Le reste de l’histoire est, depuis l’annonce surprise de sa candidature sur France Info en décembre 2016, plus compliquée. Si on l’écoute, Alexandre Jardin devrait exploser les coutures du nombre de parrainages requis. La liste des «faiseux», ces citoyens français mobilisés autour d’une cause locale – souvent pour pallier selon lui les déficiences de l’administration –, est impressionnante. Son site «Bleu, Blanc, Zèbre» (soustitre: «Laissez-nous faire») croule sous les connexions.

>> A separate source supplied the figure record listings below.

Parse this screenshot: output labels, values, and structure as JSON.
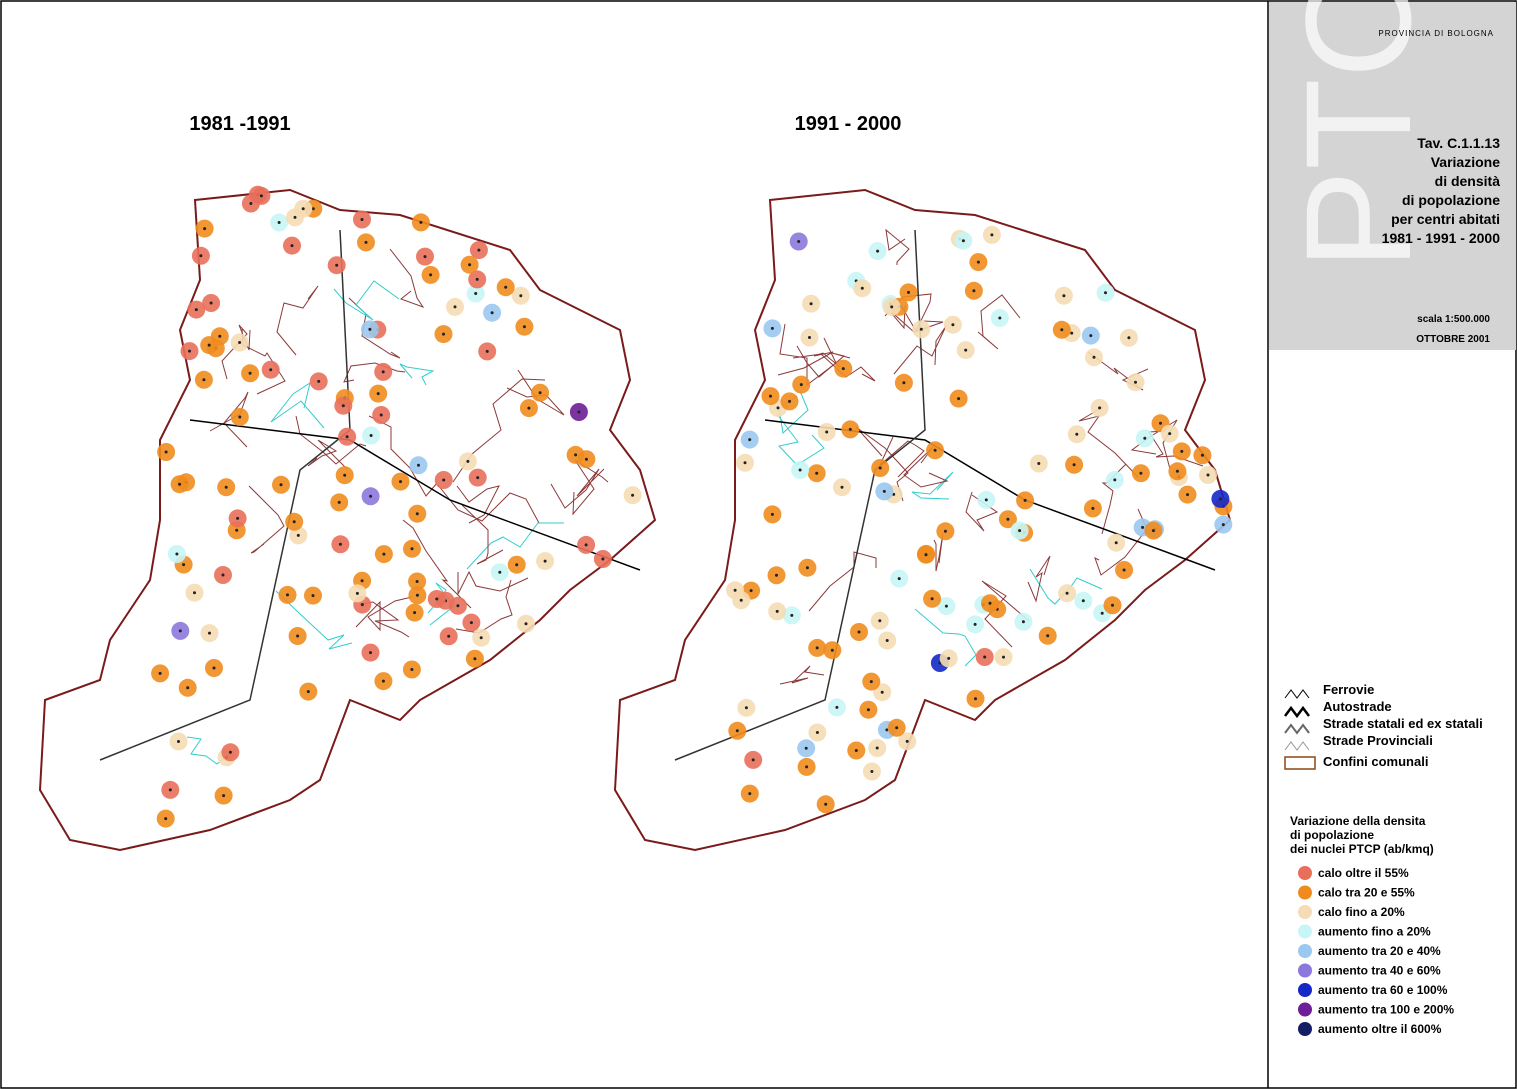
{
  "header": {
    "province": "PROVINCIA DI BOLOGNA",
    "table": "Tav. C.1.1.13",
    "title_lines": [
      "Variazione",
      "di densità",
      "di popolazione",
      "per centri abitati",
      "1981 - 1991 - 2000"
    ],
    "scale": "scala 1:500.000",
    "date": "OTTOBRE 2001"
  },
  "maps": [
    {
      "title": "1981 -1991"
    },
    {
      "title": "1991 - 2000"
    }
  ],
  "legend": {
    "lines": [
      "Ferrovie",
      "Autostrade",
      "Strade statali ed ex statali",
      "Strade Provinciali",
      "Confini comunali"
    ],
    "classes_title": [
      "Variazione della densita",
      "di popolazione",
      "dei nuclei PTCP  (ab/kmq)"
    ],
    "classes": [
      {
        "label": "calo oltre il 55%",
        "color": "#e8705a"
      },
      {
        "label": "calo tra 20 e 55%",
        "color": "#f08c1e"
      },
      {
        "label": "calo fino a 20%",
        "color": "#f5dcb4"
      },
      {
        "label": "aumento fino a 20%",
        "color": "#c8f5f5"
      },
      {
        "label": "aumento tra 20 e 40%",
        "color": "#9bc8f0"
      },
      {
        "label": "aumento tra 40 e 60%",
        "color": "#8c78dc"
      },
      {
        "label": "aumento tra 60 e 100%",
        "color": "#1428c8"
      },
      {
        "label": "aumento tra 100 e 200%",
        "color": "#6e1e96"
      },
      {
        "label": "aumento oltre il 600%",
        "color": "#141e64"
      }
    ]
  }
}
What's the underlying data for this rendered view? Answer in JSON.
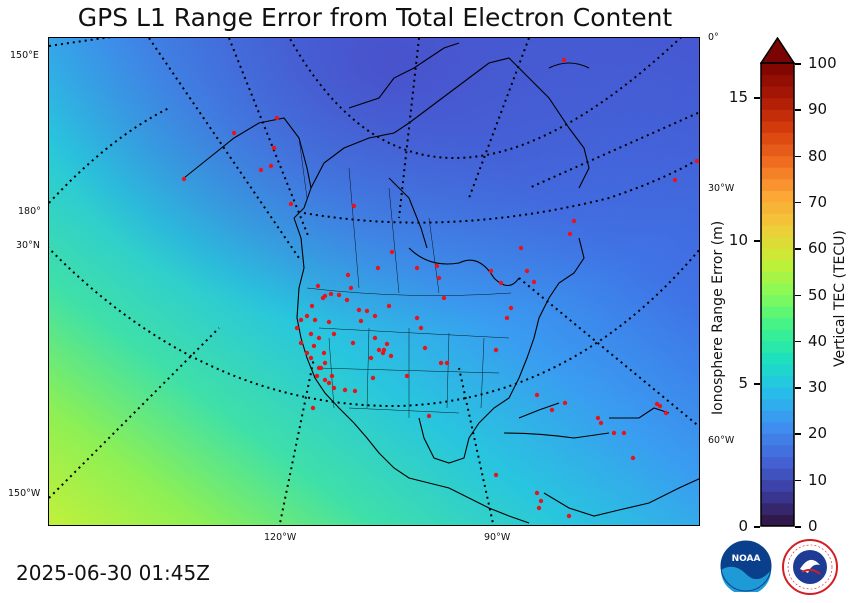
{
  "title": "GPS L1 Range Error from Total Electron Content",
  "timestamp": "2025-06-30 01:45Z",
  "map": {
    "graticule_labels": {
      "left": [
        "150°E",
        "180°",
        "30°N",
        "150°W"
      ],
      "right": [
        "0°",
        "30°W",
        "60°W"
      ],
      "bottom": [
        "120°W",
        "90°W"
      ]
    },
    "station_marker_color": "#e8141c",
    "background_colors": {
      "high_latitude": "#4a5fd6",
      "mid": "#3fa0f0",
      "low_latitude": "#b8f03c"
    }
  },
  "colorbar": {
    "tec_label": "Vertical TEC (TECU)",
    "tec_ticks": [
      "0",
      "10",
      "20",
      "30",
      "40",
      "50",
      "60",
      "70",
      "80",
      "90",
      "100"
    ],
    "range_label": "Ionosphere Range Error (m)",
    "range_ticks": [
      "0",
      "5",
      "10",
      "15"
    ],
    "extend": "max",
    "colormap": "turbo"
  },
  "logos": {
    "noaa_text": "NOAA",
    "nws_text": "NATIONAL WEATHER SERVICE"
  }
}
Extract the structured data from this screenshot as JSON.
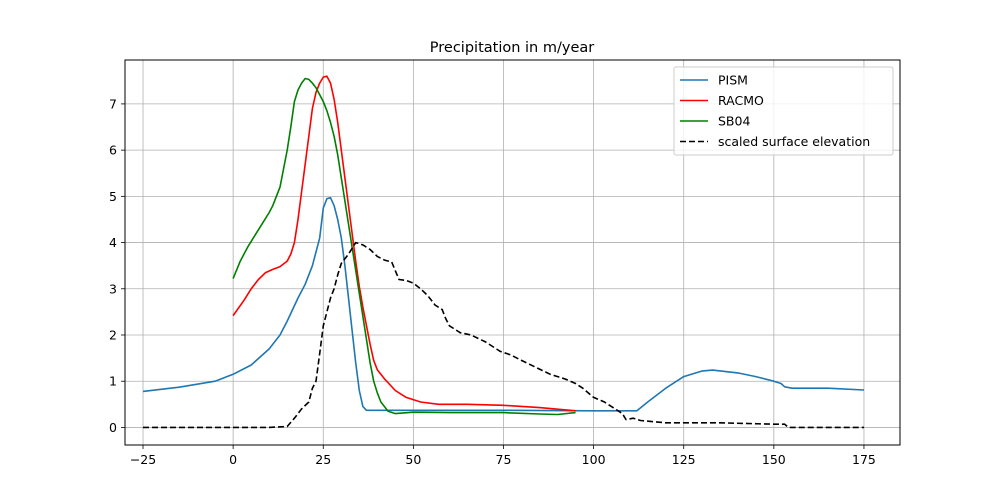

Il y a donc bien un phénomène Jardin, fait de dévouement, d’engouement, d’empathie et d’envie de mobiliser les gens au service d’une cause positive. «Les défricheurs, sans être en rupture franche avec la société, interviennent sur ses marges et à rebours des logiques dominantes», écrivait dans Les défricheurs, voyage dans la France qui innove vraiment le journaliste Eric Dupin. C’est le pays d’Alexandre Jardin. Celui des maires qui se battent. Avec une série de recettes «made in Helvétie» faites de décentralisation, de retour sur les territoires, d’accent mis sur l’apprentissage. Problème: comment l’incarner lorsqu’on est homme de lettres, séducteur invétéré et histrion souvent insupportable: «Alexandre n’est pas fait pour présider quoi que ce soit, rigole un de ses éditeurs. Il aime avant tout vivre et rêver. Ses «faiseux» ont une vertu: ils lui évitent de déprimer, maintenant qu’il est rangé sur le plan familial et sentimental.»
La famille. Sans elle, sans ce boulet familial, Alexandre Jardin ne tambourinerait pas aux portes du Conseil constitutionnel, qui dira le 22 mars s’il dispose des 500 parrainages requis (date limite de dépôt vendredi, il en avait 64 au dernier décompte). En juillet, aux côtés d’Emmanuel Macron, l’écrivain avait ainsi justifié son rejet viscéral de l’extrême droite qu’il sent inexorablement monter. «Ma famille porte témoignage de ce que fut l’horreur de cette droite-là. Je me battrai toujours contre elle», s’était-il emporté.
Comment lui dire, dès lors, que le plaidoyer pour ses «faiseux» n’est pas si différent des accents populistes ruraux d’une Marine Le Pen? Gare. Alexandre Jardin peut mordre. «Fanfan» a grandi dans la honte de Pétain, de Vichy. «Les faiseux que je rencontre sont des porteurs d’espoir. Ils n’adhèrent pas à une idéologie rance. Ils colmatent les brèches de l’Etat qui les oublie. Ils sont le ciment citoyen d’une France malade dont ils soignent tant bien que mal les plaies.» A l’entendre, les médias l’horripilent. Les politiciens l’horrifient. Alexandre Jardin ne sera jamais président. Peut-être même pas candidat. Mais ce qu’il dit du «fond des urnes» mérite d’être entendu. ▅
«Alexandre n’est pas fait pour présider quoi que ce soit. Il aime avant tout vivre et rêver»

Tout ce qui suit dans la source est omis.